= Cecil Effinger =

Composer, oboist, inventor

Cecil Effinger (July 22, 1914 – December 22, 1990) was an American composer, oboist, and inventor.

==Life==
Effinger was born in Colorado Springs, Colorado and resided in the state for most of his life. Reversing the usual cliché, he was the son of musicians and teachers, but initially studied mathematics at Colorado College, receiving a BA in 1935, before deciding to follow in his parents' footsteps. In the meantime, he had studied harmony and counterpoint with Frederick Boothroyd in 1934–36, and went to Paris in 1939 to study composition with Nadia Boulanger. He was first oboe in the orchestras of Colorado Springs (1934–41) and Denver (1937–41) and taught at the Colorado College before the Second World War (1936–41). A lifelong friendship with Roy Harris began in 1941. During the Second World War he served as conductor of the 506th US Army Band in Fort Logan. After the war, he resumed his position at the Colorado College from 1946 to 1948, when he was appointed professor of composition at the University of Colorado in Boulder. He remained in that position, becoming the head of the composition department until 1981, and was composer-in-residence there until his retirement in 1984.

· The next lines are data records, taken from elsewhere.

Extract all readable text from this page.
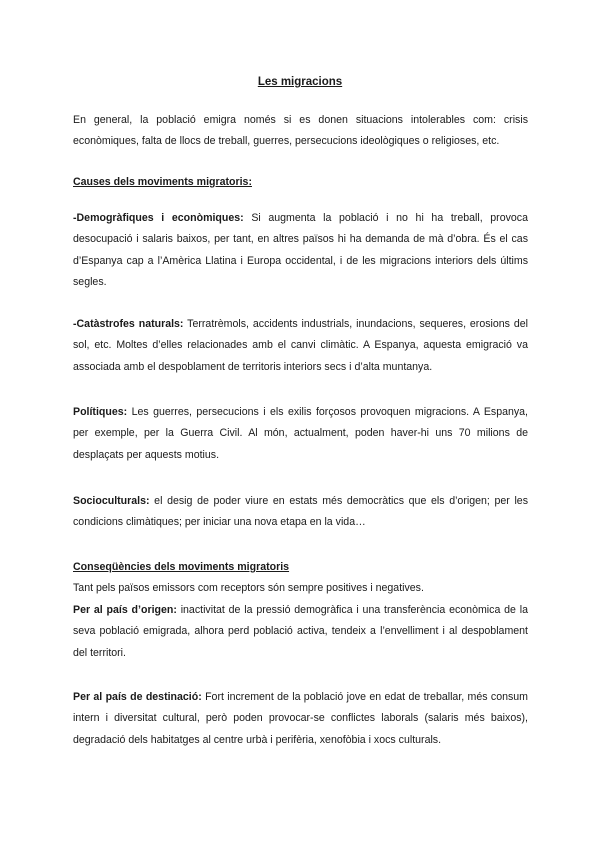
Les migracions

En general, la població emigra només si es donen situacions intolerables com: crisis econòmiques, falta de llocs de treball, guerres, persecucions ideològiques o religioses, etc.

Causes dels moviments migratoris:

-Demogràfiques i econòmiques: Si augmenta la població i no hi ha treball, provoca desocupació i salaris baixos, per tant, en altres països hi ha demanda de mà d’obra. És el cas d’Espanya cap a l’Amèrica Llatina i Europa occidental, i de les migracions interiors dels últims segles.

-Catàstrofes naturals: Terratrèmols, accidents industrials, inundacions, sequeres, erosions del sol, etc. Moltes d’elles relacionades amb el canvi climàtic. A Espanya, aquesta emigració va associada amb el despoblament de territoris interiors secs i d’alta muntanya.

Polítiques: Les guerres, persecucions i els exilis forçosos provoquen migracions. A Espanya, per exemple, per la Guerra Civil. Al món, actualment, poden haver-hi uns 70 milions de desplaçats per aquests motius.

Socioculturals: el desig de poder viure en estats més democràtics que els d’origen; per les condicions climàtiques; per iniciar una nova etapa en la vida…

Conseqüències dels moviments migratoris

Tant pels països emissors com receptors són sempre positives i negatives.

Per al país d’origen: inactivitat de la pressió demogràfica i una transferència econòmica de la seva població emigrada, alhora perd població activa, tendeix a l’envelliment i al despoblament del territori.

Per al país de destinació: Fort increment de la població jove en edat de treballar, més consum intern i diversitat cultural, però poden provocar-se conflictes laborals (salaris més baixos), degradació dels habitatges al centre urbà i perifèria, xenofòbia i xocs culturals.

In 1945 in Paris, Effinger conceived the idea of a music typewriter, and by 1947 had developed a rough prototype. In March 1954 he patented his machine as the "Musicwriter", and exhibited his first production model in July 1955, in Denver. It was simple and robust in construction and was a commercial success throughout the world for more than thirty years. He also invented a device to accurately determine the tempo of music as it is being performed, which he called the Tempowatch.

==Compositions==
Effinger was a prolific composer, with 168 works in his catalog, including five numbered symphonies, two Little Symphonies, and five String Quartets. Choral works figure among his most popular compositions, several of which are large scale and based on sacred subjects, including especially Four Pastorales for oboe and chorus. Effinger never embraced experimentalism, and settled on an idiom he described as "atonal tonality". He never achieved a national reputation, but was esteemed as a regional composer of high standing. Some of his music was published by Novello, Schirmer, and other smaller publishing firms.

==Discography==
- The American Spirit. St. Martin's Chamber Choir, Timothy J. Krueger (cond.); Sue Logan (oboe); Tamara Goldstein (piano). St. Martin's Chamber Choir 4. CD recording. 2007. (Cecil Effinger, "Four Pastorales" for chorus and oboe, and works by Edward MacDowell, Terry Schlenker, Tim Sarsany, Timothy J. Krueger, Randall Thompson, and Jean Berger.)
- First Recordings of Two Naumberg Award Compositions. Carroll Glenn (violin); Columbia Symphony Orchestra, Zoltan Rozsnyai (cond.). Columbia MS 6597. New York: Columbia Records, [n.d.]. (With Cecil Effinger, Little Symphony No. 1, op. 31 and Andrew Imbrie, Violin Concerto)
- The Concert Accordion Artistry of Robert Davine. Robert Davine (accordion), Lamont Chamber Players. Crystal 160. CD recording, 1 disc. Crystal Records, 1995. (Cecil Effinger, "Nocturne", with works by Hans Lang, Paul Creston, Ted Zarlengo, Adamo Volpi, Normand Lockwood, John Gart, Carmelo Pino, David Diamond, and Mátyás Seiber.)
- Roy Harris: Symphony No. 11. Sinfonia Varsovia, Ian Hobson (cond.). Donald R. Peterson Recording Series 2. Troy 1042. SACD, 1 disc. Albany, NY: Albany Records; Kendal, Cumbria: Albany Records UK, 2008. (With Cecil Effinger, Little Symphony No. 1, op. 31; Morton Gould, Cowboy Rhapsody; Douglas Moore, Symphony No. 2 in A major.)